Gubernur DKI Jakarta, Pramono Anung dan jajaran serta Ketua Dewan Adat Majelis Kaum Betawi sekaligus Gubernur DKI Jakarta periode 2007–2012, Fauzi Bowo dalam Lebaran Betawi 2026/Foto Pemprov DKI

Jakarta, GPriority.co.id – Gubernur DKI Jakarta, Pramono Anung mengapresiasi penyelenggaraan Lebaran Betawi 2026 sebagai bentuk menjaga, merawat, melestarikan, dan mengembangkan budaya Betawi di tengah keberagaman ibu kota.

Menurutnya, Lebaran Betawi bukan sekadar perayaan tahunan, melainkan ruang kebersamaan yang hangat. Tradisi ini mengingatkan masyarakat untuk terus memperkuat nilai-nilai budaya Betawi sebagai identitas Jakarta, mulai dari saling memaafkan, berkunjung ke keluarga, hingga nyorog sebagai sarana menanamkan adab serta mempererat hubungan antargenerasi.

“Tradisi ini mengingatkan kita untuk terus memperkuat nilai-nilai budaya Betawi sebagai identitas Jakarta, seperti saling memaafkan, berkunjung ke keluarga, hingga nyorog sebagai sarana menanamkan adab dan mempererat hubungan antargenerasi,” kata Pramono dalam keterangannya, dikutip Senin (13/4).

Ia menegaskan, pemerintah akan terus mendukung Lebaran Betawi sebagai agenda tahunan yang berkelanjutan, dengan Lapangan Banteng sebagai salah satu lokasi ikonik penyelenggaraan.

Menurutnya, keberhasilan berbagai perayaan lintas agama dan budaya di Jakarta turut berkontribusi pada meningkatnya kualitas kehidupan sosial masyarakat.

Sementara itu, Ketua Dewan Adat Majelis Kaum Betawi sekaligus Gubernur DKI Jakarta periode 2007–2012, Fauzi Bowo atau Foke, menegaskan bahwa Lebaran Betawi memiliki makna lebih dari sekadar seremoni pasca-Idulfitri. Tradisi ini menjadi pengingat penting bagi warga untuk terus menjaga dan melestarikan budaya Betawi sebagai bagian dari identitas kota.

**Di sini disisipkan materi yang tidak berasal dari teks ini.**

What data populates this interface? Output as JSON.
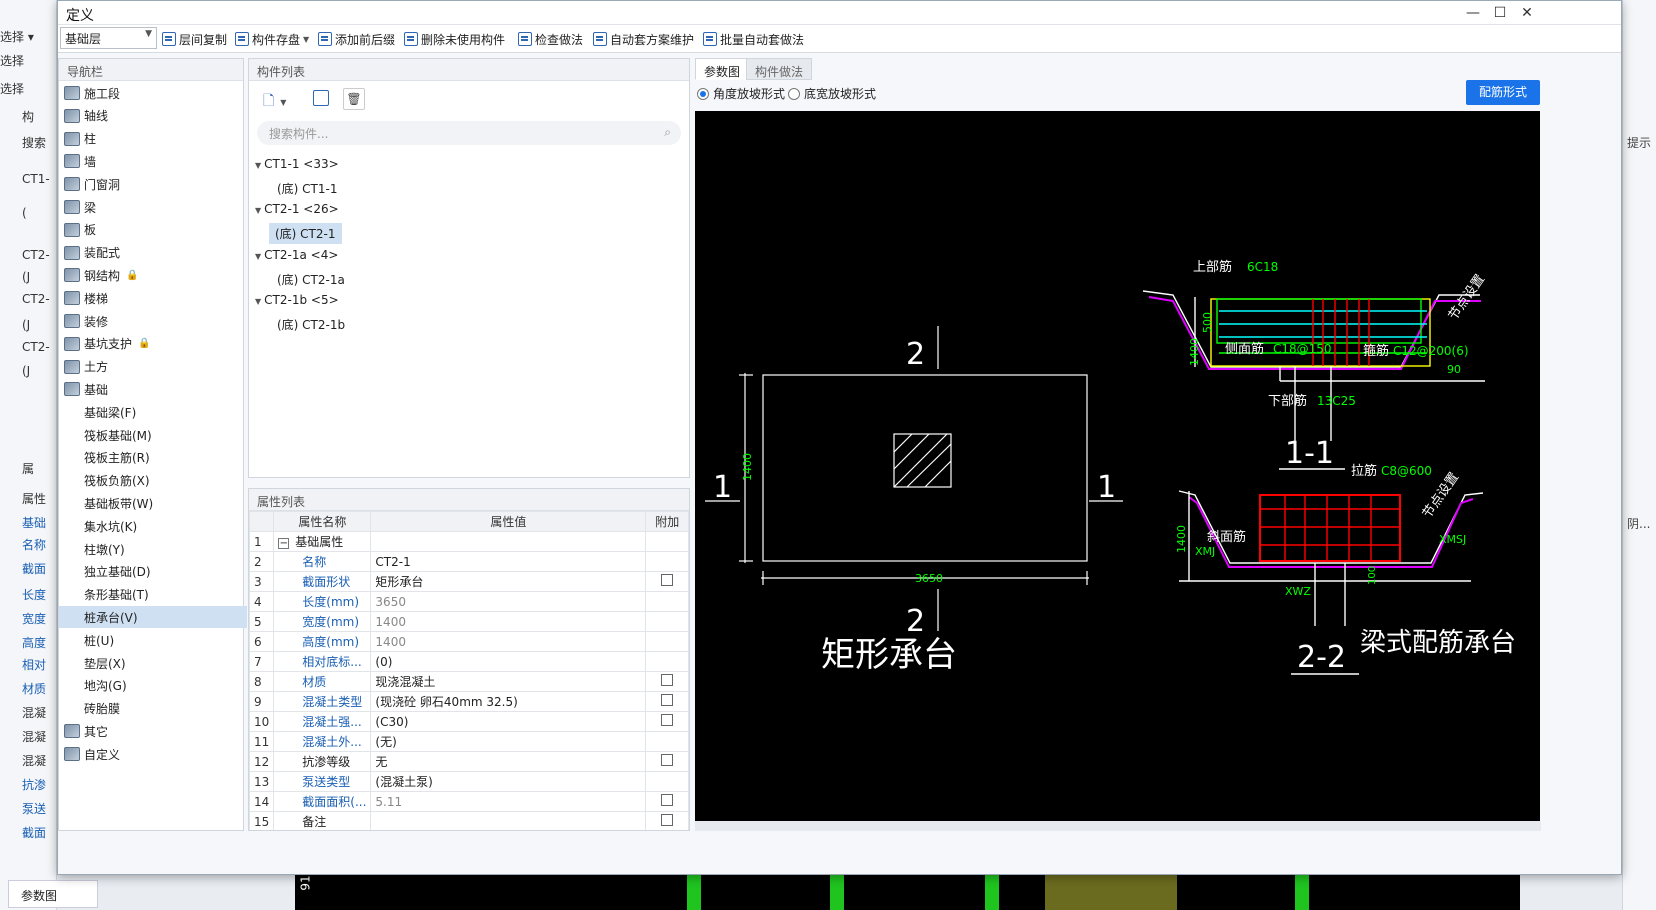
{
  "background": {
    "left_labels": [
      "选择 ▾",
      "选择",
      "选择",
      "构",
      "搜索",
      "CT1-",
      "(",
      "CT2-",
      "(J",
      "CT2-",
      "(J",
      "CT2-",
      "(J",
      "属",
      "属性",
      "基础",
      "名称",
      "截面",
      "长度",
      "宽度",
      "高度",
      "相对",
      "材质",
      "混凝",
      "混凝",
      "混凝",
      "抗渗",
      "泵送",
      "截面"
    ],
    "right_labels": [
      "提示",
      "阴..."
    ],
    "bottom_tab": "参数图",
    "bottom_num": "91"
  },
  "dialog": {
    "title": "定义",
    "controls": [
      "—",
      "☐",
      "✕"
    ]
  },
  "toolbar": {
    "floor_select": "基础层",
    "buttons": [
      "层间复制",
      "构件存盘",
      "添加前后缀",
      "删除未使用构件",
      "检查做法",
      "自动套方案维护",
      "批量自动套做法"
    ]
  },
  "nav": {
    "header": "导航栏",
    "items": [
      {
        "label": "施工段",
        "icon": "segment-icon"
      },
      {
        "label": "轴线",
        "icon": "axis-icon"
      },
      {
        "label": "柱",
        "icon": "column-icon"
      },
      {
        "label": "墙",
        "icon": "wall-icon"
      },
      {
        "label": "门窗洞",
        "icon": "door-window-icon"
      },
      {
        "label": "梁",
        "icon": "beam-icon"
      },
      {
        "label": "板",
        "icon": "slab-icon"
      },
      {
        "label": "装配式",
        "icon": "prefab-icon"
      },
      {
        "label": "钢结构",
        "icon": "steel-icon",
        "lock": "🔒"
      },
      {
        "label": "楼梯",
        "icon": "stairs-icon"
      },
      {
        "label": "装修",
        "icon": "decoration-icon"
      },
      {
        "label": "基坑支护",
        "icon": "pit-support-icon",
        "lock": "🔒"
      },
      {
        "label": "土方",
        "icon": "earthwork-icon"
      },
      {
        "label": "基础",
        "icon": "foundation-icon"
      }
    ],
    "sub_items": [
      "基础梁(F)",
      "筏板基础(M)",
      "筏板主筋(R)",
      "筏板负筋(X)",
      "基础板带(W)",
      "集水坑(K)",
      "柱墩(Y)",
      "独立基础(D)",
      "条形基础(T)",
      "桩承台(V)",
      "桩(U)",
      "垫层(X)",
      "地沟(G)",
      "砖胎膜"
    ],
    "selected_sub": 9,
    "tail_items": [
      {
        "label": "其它",
        "icon": "other-icon"
      },
      {
        "label": "自定义",
        "icon": "custom-icon"
      }
    ]
  },
  "component_list": {
    "header": "构件列表",
    "search_placeholder": "搜索构件...",
    "tree": [
      {
        "label": "CT1-1 <33>",
        "child": "(底) CT1-1"
      },
      {
        "label": "CT2-1 <26>",
        "child": "(底) CT2-1"
      },
      {
        "label": "CT2-1a <4>",
        "child": "(底) CT2-1a"
      },
      {
        "label": "CT2-1b <5>",
        "child": "(底) CT2-1b"
      }
    ],
    "selected": "(底) CT2-1"
  },
  "properties": {
    "header": "属性列表",
    "columns": [
      "属性名称",
      "属性值",
      "附加"
    ],
    "rows": [
      {
        "n": "1",
        "name": "基础属性",
        "value": "",
        "group": true
      },
      {
        "n": "2",
        "name": "名称",
        "value": "CT2-1",
        "blue": true,
        "grey": false,
        "cb": false
      },
      {
        "n": "3",
        "name": "截面形状",
        "value": "矩形承台",
        "blue": true,
        "grey": false,
        "cb": true
      },
      {
        "n": "4",
        "name": "长度(mm)",
        "value": "3650",
        "blue": true,
        "grey": true,
        "cb": false
      },
      {
        "n": "5",
        "name": "宽度(mm)",
        "value": "1400",
        "blue": true,
        "grey": true,
        "cb": false
      },
      {
        "n": "6",
        "name": "高度(mm)",
        "value": "1400",
        "blue": true,
        "grey": true,
        "cb": false
      },
      {
        "n": "7",
        "name": "相对底标...",
        "value": "(0)",
        "blue": true,
        "grey": false,
        "cb": false
      },
      {
        "n": "8",
        "name": "材质",
        "value": "现浇混凝土",
        "blue": true,
        "grey": false,
        "cb": true
      },
      {
        "n": "9",
        "name": "混凝土类型",
        "value": "(现浇砼 卵石40mm 32.5)",
        "blue": true,
        "grey": false,
        "cb": true
      },
      {
        "n": "10",
        "name": "混凝土强...",
        "value": "(C30)",
        "blue": true,
        "grey": false,
        "cb": true
      },
      {
        "n": "11",
        "name": "混凝土外...",
        "value": "(无)",
        "blue": true,
        "grey": false,
        "cb": false
      },
      {
        "n": "12",
        "name": "抗渗等级",
        "value": "无",
        "blue": false,
        "grey": false,
        "cb": true
      },
      {
        "n": "13",
        "name": "泵送类型",
        "value": "(混凝土泵)",
        "blue": true,
        "grey": false,
        "cb": false
      },
      {
        "n": "14",
        "name": "截面面积(...",
        "value": "5.11",
        "blue": true,
        "grey": true,
        "cb": true
      },
      {
        "n": "15",
        "name": "备注",
        "value": "",
        "blue": false,
        "grey": false,
        "cb": true
      }
    ]
  },
  "right": {
    "tabs": [
      "参数图",
      "构件做法"
    ],
    "radio_1": "角度放坡形式",
    "radio_2": "底宽放坡形式",
    "button": "配筋形式"
  },
  "drawing": {
    "plan_title": "矩形承台",
    "plan_dim_length": "3650",
    "plan_dim_width": "1400",
    "sec_label_2": "2",
    "sec_label_1": "1",
    "s11_top": "上部筋",
    "s11_top_val": "6C18",
    "s11_side": "侧面筋",
    "s11_side_val": "C18@150",
    "s11_stir": "箍筋",
    "s11_stir_val": "C12@200(6)",
    "s11_bot": "下部筋",
    "s11_bot_val": "13C25",
    "s11_node": "节点设置",
    "s11_h1": "500",
    "s11_h2": "1400",
    "s11_angle": "90",
    "s11_title": "1-1",
    "s22_tie": "拉筋",
    "s22_tie_val": "C8@600",
    "s22_slope": "斜面筋",
    "s22_xmj": "XMJ",
    "s22_xmsj": "XMSJ",
    "s22_xwz": "XWZ",
    "s22_h": "1400",
    "s22_h2": "100",
    "s22_node": "节点设置",
    "s22_title": "2-2",
    "beam_title": "梁式配筋承台"
  }
}
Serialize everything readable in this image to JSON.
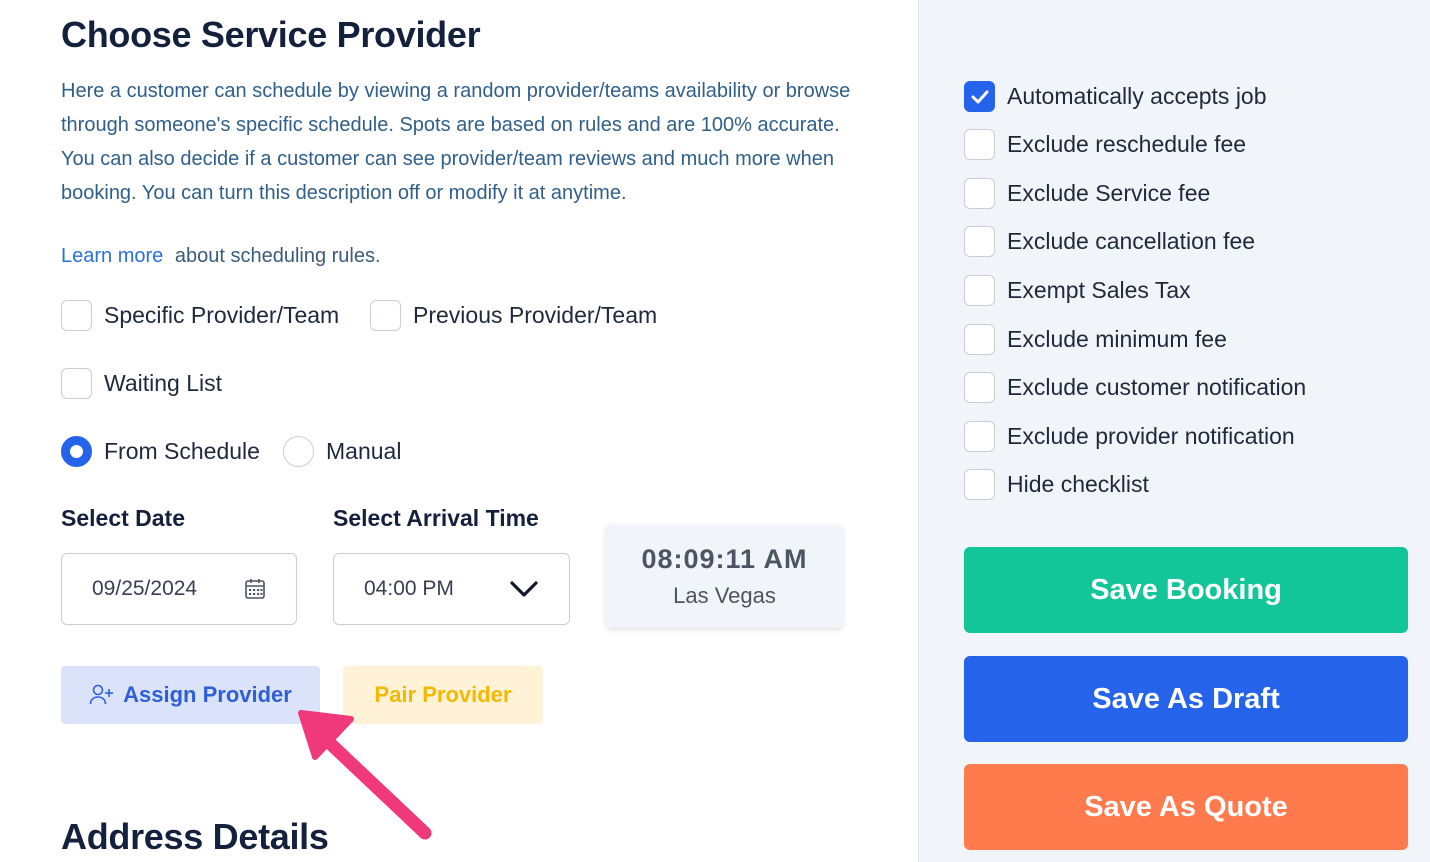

“Di tengah perkembangan kota yang kian modern dan dinamis, nilai silaturahmi, kebersamaan, penghormatan kepada orang tua, serta gotong royong harus terus dijaga dan diwariskan kepada generasi penerus. Karena itu, generasi muda perlu dilibatkan dalam penyelenggaraan kegiatan ini,” jelasnya.

Dia juga menyoroti tradisi antaran dalam Lebaran Betawi sebagai simbol penghormatan kepada yang lebih tua.

“Tradisi ini bagian dari adat yang perlu terus dilestarikan. Melalui momentum ini, seluruh elemen masyarakat diajak menjaga persatuan di tengah keberagaman. Betawi bersatu, Jakarta maju. Insyaallah Indonesia menjadi baldatun thayyibatun wa rabbun ghafur,” pungkasnya.